La directrice de la SOLIHA nous communiquait récemment que le parc de logements dont elle disposait ne permettait d’opérer de nouveaux relogements temporaires ou définitifs cohérents avec les besoins des personnes délogées. Cette situation de saturation explique en outre le maintien en hôtels et appart-hôtels de 523 personnes (en janvier dernier, ce chiffre a pu probablement augmenté au vu des dizaines d’arrêté de péril et d’insalubrité pris depuis cette date), certaines depuis plusieurs mois tandis que l’article II.3.1. prévoit que «le séjour en hébergement ne devra pas dépasser 1 mois sauf situation exceptionnelle motivée». Ce «bouchon» du relogement empêche certaines personnes délogées de retrouver une vie normale, certain·es depuis novembre 2018. Des incidents de parcours de vie sont également directement impactés, comme cette mère de famille qui suite à un accident ne peut plus retourner chez elle, son logement temporaire étant devenu inadapté à sa situation. En janvier dernier, seule 190 personne avaient pu être relogées définitivement, un chiffre alarmant lorsqu’on sait qu’environ une centaine de personnes sont, elles, maintenues en hôtel depuis plus d’un an.
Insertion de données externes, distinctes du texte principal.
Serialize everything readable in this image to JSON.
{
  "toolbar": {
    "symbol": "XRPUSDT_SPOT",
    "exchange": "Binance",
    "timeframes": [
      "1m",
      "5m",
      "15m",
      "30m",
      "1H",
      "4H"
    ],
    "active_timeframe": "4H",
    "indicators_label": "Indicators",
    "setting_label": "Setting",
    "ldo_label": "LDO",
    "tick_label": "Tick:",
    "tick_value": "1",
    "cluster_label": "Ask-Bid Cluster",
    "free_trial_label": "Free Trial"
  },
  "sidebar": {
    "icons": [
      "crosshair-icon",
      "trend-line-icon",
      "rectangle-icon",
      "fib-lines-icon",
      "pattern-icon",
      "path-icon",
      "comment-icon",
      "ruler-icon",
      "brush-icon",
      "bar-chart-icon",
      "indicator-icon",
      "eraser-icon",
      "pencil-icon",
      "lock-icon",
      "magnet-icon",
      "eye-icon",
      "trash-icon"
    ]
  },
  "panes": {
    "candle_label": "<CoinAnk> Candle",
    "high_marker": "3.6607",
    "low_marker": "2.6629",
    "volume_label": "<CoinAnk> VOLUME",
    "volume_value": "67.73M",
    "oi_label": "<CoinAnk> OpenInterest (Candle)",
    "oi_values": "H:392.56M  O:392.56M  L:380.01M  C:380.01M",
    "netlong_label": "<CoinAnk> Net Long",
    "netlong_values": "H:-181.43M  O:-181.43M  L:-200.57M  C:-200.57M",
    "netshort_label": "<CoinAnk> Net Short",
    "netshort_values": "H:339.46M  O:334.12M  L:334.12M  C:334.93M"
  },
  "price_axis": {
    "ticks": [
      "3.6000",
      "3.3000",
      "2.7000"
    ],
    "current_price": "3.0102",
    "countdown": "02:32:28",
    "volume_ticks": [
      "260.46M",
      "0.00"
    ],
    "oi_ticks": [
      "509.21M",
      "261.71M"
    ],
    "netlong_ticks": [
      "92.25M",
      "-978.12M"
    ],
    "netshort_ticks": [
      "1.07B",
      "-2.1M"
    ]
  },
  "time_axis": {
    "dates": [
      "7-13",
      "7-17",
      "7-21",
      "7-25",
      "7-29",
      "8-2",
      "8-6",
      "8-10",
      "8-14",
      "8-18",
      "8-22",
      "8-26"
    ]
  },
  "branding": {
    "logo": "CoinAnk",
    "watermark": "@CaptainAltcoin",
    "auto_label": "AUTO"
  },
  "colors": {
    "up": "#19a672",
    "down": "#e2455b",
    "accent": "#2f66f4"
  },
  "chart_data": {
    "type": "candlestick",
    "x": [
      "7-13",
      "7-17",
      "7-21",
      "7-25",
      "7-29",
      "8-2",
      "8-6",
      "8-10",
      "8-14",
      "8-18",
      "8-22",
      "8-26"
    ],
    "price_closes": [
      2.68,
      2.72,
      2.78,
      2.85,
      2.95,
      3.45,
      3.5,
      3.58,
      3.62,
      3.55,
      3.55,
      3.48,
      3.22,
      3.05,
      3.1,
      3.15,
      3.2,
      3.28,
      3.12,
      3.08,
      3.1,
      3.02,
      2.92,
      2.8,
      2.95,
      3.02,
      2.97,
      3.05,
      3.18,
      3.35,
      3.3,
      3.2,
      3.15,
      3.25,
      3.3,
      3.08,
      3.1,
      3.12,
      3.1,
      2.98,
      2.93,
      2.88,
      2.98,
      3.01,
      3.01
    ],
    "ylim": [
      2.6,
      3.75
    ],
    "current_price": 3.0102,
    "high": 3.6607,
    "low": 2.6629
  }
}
2.1. La Ville doit ressaisir de l’extension du parc de logements disponibles en lieu et place de la Métropole à laquelle cette mission a été transférée sans que les signataires de la Charte du relogement en soient informé·es. Il devra donner mandat à la SOLIHA pour capter de nouveaux logements selon la stratégie définie dans l’article V.3.1. (parc privé): 

« –        Mobilisation du parc de logements vacants ;

  • Développement de l’offre d’intermédiation locative ;
  • Bail à réhabilitation et mise en location de logements conventionnés via les aides ANAH aux propriétaires bailleurs ;
  • Mobilisation de parc de logement privé conventionné.»

et l’article V.3.2. (parc public) la Charte :

«Pour les publics n’ayant pas accès au logement social, le portage du bail pourra être réalisé par un opérateur, via un dispositif adapté, en vue d’un relogement définitif, sous condition de ressources. 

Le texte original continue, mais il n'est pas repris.